08 February 2010

xml News [Updated 10 March]

I have been avoiding really, really digging into the xml sarcophagous, since I'm such a warm hearted live and let live sort of guy. Well, sometimes. I know I've mentioned that my longest standing connection to blogging/sites is Cafe au Lait. The site is of Elliotte Rusty Harold, which is actually two sites, the other called Cafe con Leche dealing with things xml. While Elliotte was/is primarily a java advocate (and now writing code rather than books for a living, so far as I can tell), he has written both articles and books dealing with xml.

He and I have exchanged e-mails occasionally about xml, mostly me suggesting that he spend more time with real databases. I hadn't looked at Leche for a while, since my bookmark goes to Lait, and Leche is almost always off the bottom of the screen. But today I scrolled down, and found these two stories:

XQuery being slow
and
Xquery not doing well with errors, not that I'd advocate a java approach in a data system.

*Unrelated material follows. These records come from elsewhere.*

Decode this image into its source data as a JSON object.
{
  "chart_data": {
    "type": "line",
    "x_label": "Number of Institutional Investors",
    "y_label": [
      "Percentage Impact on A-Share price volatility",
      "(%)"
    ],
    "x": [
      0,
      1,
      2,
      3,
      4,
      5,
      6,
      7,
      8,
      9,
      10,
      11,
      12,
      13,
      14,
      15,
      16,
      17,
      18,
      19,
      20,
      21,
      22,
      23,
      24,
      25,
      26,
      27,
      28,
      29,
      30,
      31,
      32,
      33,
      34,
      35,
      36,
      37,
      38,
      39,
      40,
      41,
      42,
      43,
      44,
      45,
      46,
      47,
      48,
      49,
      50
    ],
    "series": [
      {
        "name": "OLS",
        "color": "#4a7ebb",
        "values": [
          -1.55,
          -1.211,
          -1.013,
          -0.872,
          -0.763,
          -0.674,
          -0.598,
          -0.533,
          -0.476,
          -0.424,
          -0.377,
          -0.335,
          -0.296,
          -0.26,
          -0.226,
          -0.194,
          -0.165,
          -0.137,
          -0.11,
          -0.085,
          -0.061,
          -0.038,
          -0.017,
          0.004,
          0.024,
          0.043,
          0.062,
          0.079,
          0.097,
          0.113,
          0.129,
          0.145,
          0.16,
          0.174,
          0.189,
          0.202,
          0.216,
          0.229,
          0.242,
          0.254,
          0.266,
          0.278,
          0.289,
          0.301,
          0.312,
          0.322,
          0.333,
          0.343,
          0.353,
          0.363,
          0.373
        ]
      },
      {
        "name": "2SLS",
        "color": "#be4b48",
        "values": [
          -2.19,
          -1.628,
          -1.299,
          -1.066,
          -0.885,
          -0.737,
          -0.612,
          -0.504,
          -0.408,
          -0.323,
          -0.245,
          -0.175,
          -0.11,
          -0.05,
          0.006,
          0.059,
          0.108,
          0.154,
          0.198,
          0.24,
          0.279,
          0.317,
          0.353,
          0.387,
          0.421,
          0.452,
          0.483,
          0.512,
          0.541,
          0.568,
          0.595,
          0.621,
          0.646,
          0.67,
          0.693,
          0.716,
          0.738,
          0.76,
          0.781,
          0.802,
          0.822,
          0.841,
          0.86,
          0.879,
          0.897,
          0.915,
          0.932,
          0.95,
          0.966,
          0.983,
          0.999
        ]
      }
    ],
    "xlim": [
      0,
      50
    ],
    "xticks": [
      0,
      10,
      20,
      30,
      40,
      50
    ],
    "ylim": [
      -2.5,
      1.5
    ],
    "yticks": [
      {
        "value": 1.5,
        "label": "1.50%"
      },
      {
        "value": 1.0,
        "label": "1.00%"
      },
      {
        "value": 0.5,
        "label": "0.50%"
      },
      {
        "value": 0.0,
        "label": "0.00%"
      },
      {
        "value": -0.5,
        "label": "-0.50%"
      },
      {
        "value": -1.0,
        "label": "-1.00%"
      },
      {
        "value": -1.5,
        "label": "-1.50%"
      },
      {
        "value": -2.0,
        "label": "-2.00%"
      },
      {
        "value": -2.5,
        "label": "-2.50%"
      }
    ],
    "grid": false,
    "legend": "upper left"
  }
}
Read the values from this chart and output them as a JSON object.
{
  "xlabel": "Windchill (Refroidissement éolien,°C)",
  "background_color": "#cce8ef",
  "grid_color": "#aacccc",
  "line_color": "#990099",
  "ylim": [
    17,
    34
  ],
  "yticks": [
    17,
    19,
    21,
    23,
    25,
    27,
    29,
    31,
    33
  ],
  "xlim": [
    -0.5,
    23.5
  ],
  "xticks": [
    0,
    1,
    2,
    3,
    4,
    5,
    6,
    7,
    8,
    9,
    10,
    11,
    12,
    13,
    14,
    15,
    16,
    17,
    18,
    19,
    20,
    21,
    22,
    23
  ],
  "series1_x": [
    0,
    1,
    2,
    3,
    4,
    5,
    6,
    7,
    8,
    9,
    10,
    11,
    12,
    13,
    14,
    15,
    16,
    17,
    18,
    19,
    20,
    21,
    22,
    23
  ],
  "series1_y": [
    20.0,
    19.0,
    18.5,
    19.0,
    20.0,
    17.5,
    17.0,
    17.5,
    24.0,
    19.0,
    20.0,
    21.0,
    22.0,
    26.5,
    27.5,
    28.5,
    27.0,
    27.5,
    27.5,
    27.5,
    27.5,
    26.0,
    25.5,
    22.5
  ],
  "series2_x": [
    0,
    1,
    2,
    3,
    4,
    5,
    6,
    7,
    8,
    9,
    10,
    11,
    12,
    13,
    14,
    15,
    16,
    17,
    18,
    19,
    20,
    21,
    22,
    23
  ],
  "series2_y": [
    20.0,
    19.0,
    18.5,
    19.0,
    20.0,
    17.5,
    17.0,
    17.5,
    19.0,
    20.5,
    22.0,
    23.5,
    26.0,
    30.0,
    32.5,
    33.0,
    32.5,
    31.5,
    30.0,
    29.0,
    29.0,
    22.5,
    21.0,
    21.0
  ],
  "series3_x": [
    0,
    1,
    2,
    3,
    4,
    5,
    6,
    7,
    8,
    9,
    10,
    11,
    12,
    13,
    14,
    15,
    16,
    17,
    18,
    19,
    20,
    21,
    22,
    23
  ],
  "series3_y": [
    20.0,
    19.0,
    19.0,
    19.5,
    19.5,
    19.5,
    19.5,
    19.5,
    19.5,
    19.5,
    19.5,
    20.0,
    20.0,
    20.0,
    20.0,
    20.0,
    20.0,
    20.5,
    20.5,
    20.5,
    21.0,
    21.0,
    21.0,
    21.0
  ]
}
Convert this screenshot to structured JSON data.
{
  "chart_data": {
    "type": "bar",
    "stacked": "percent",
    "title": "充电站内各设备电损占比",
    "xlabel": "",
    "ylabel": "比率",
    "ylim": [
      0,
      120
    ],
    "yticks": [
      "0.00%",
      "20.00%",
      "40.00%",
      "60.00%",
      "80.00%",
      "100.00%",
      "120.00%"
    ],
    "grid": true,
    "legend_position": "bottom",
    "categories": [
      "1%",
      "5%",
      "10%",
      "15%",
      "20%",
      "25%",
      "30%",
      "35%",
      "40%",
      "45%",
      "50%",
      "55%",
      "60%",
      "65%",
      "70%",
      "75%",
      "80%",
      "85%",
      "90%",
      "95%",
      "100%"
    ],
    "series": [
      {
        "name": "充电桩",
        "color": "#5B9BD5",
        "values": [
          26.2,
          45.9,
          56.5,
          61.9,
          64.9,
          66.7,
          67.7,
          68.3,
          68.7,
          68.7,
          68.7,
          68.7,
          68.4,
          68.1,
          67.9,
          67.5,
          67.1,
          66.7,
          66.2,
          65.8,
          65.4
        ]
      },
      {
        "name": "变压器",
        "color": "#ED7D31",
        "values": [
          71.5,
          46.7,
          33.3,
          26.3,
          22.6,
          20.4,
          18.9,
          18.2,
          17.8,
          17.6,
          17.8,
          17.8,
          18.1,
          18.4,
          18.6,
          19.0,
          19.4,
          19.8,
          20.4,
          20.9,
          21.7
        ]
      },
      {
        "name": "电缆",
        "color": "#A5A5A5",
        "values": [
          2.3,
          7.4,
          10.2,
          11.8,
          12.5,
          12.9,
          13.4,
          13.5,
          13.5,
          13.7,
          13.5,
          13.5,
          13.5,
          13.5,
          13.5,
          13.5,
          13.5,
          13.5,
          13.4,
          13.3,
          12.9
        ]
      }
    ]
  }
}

Coders still insist that they can build a robust datastore from a foundation of Lawyers' document markup language. I guess they're fans of Sarah Palin, too. And on the subject of xml suprises, Tim Bray is telling us that Oracle has decided to keep him. I've always believed that Larry wants Sun in order to take the last significant market it doesn't own: IBM mainframe clients. How having the onlie begetter of xml motivates that goal? Maybe Tim will have to larn him some relational database. Ah, cruel irony.

Update: Tim Bray announced on his blog that he's resigned from Sun, prior to "integration" in Canada, as a result he says he never will have worked for Oracle. No reason given. You can follow him at: his site.

1 comment:

Elliotte Rusty Harold said...

Don't confuse XQuery with eXist. There are equally slow implementations of SQL. Nor am I done finished optimizing.